Je suis également convaincu que la force utilisée par les agents n’était pas plus que ce qui était raisonnablement nécessaire pour atteindre leur objectif. Le plaignant avait déjà quitté l’hôpital sans autorisation plus tôt dans la journée et indiquait qu’il avait l’intention de s’échapper à nouveau, même s’il devait se heurter aux agents en chemin. Dans ces circonstances, lorsque le plaignant s’est levé et a tenté de s’enfuir, les AI no 1 et no 2 étaient dans leur droit en agissant de manière à empêcher que cela ne se produise. Ils ont saisi les bras du plaignant, une intervention modérée et sensée pour l’empêcher de continuer dans sa lancée. Par la suite, lorsque le plaignant a lutté pour se libérer, les agents étaient dans leur droit de le forcer à s’allonger sur le lit. En plaçant le plaignant en position allongée sur le lit, les agents seraient en effet mieux placés pour gérer toute résistance supplémentaire et le menotter rapidement. Il est regrettable que le plaignant se soit cogné le nez sur une barrière de lit surélevée, mais je ne peux pas attribuer cette blessure à une quelconque conduite intentionnelle de la part des agents. Au contraire, la blessure était, selon toute vraisemblance, le résultat involontaire d’une situation fluide et dynamique. Il ne semble pas que des coups aient été portés par les agents.

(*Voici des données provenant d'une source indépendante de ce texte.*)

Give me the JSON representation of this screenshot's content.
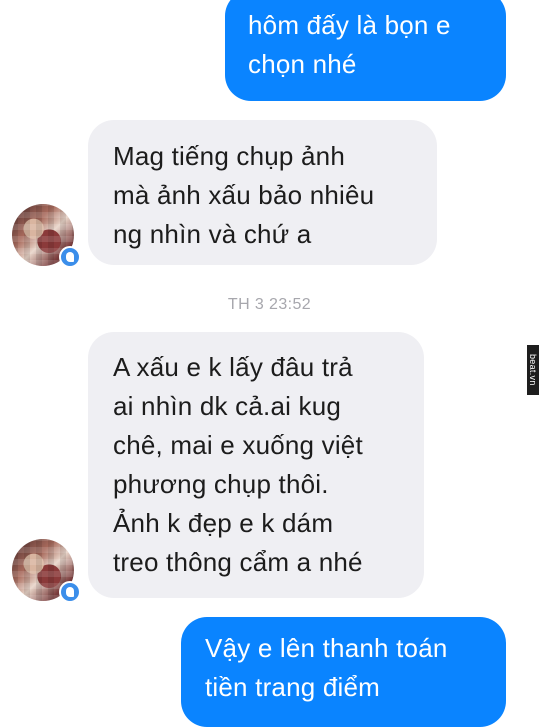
{
  "conversation": {
    "messages": [
      {
        "direction": "outgoing",
        "lines": [
          "hôm đấy là bọn e",
          "chọn nhé"
        ]
      },
      {
        "direction": "incoming",
        "lines": [
          "Mag tiếng chụp ảnh",
          "mà ảnh xấu bảo nhiêu",
          "ng nhìn và chứ a"
        ]
      },
      {
        "direction": "incoming",
        "lines": [
          "A xấu e k lấy đâu trả",
          "ai nhìn dk cả.ai kug",
          "chê, mai e xuống việt",
          "phương chụp thôi.",
          "Ảnh k đẹp e k dám",
          "treo thông cẩm a nhé"
        ]
      },
      {
        "direction": "outgoing",
        "lines": [
          "Vậy e lên thanh toán",
          "tiền trang điểm"
        ]
      }
    ],
    "timestamp": "TH 3 23:52"
  },
  "watermark": {
    "text": "beat.vn"
  },
  "colors": {
    "outgoing_bubble": "#0a84ff",
    "incoming_bubble": "#efeff3",
    "timestamp_text": "#a7a7ad"
  }
}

Pour les raisons qui précèdent, je ne suis pas en mesure de conclure raisonnablement que les AI no 1 et no 2 se sont comportés de manière illégale pendant leur interaction avec le

plaignant. Par conséquent, il n’y a aucune raison de poursuivre des accusations dans cette affaire et le dossier est clos.


Date : Le 15 juillet 2021

Approuvé électroniquement par

Joseph Martino
Directeur
Unité des enquêtes spéciales

Note:

La version originale anglaise signée du rapport fait autorité. En cas de divergence entre cette version et les versions anglaise ou française en ligne, la version originale anglaise signée du rapport l’emporte.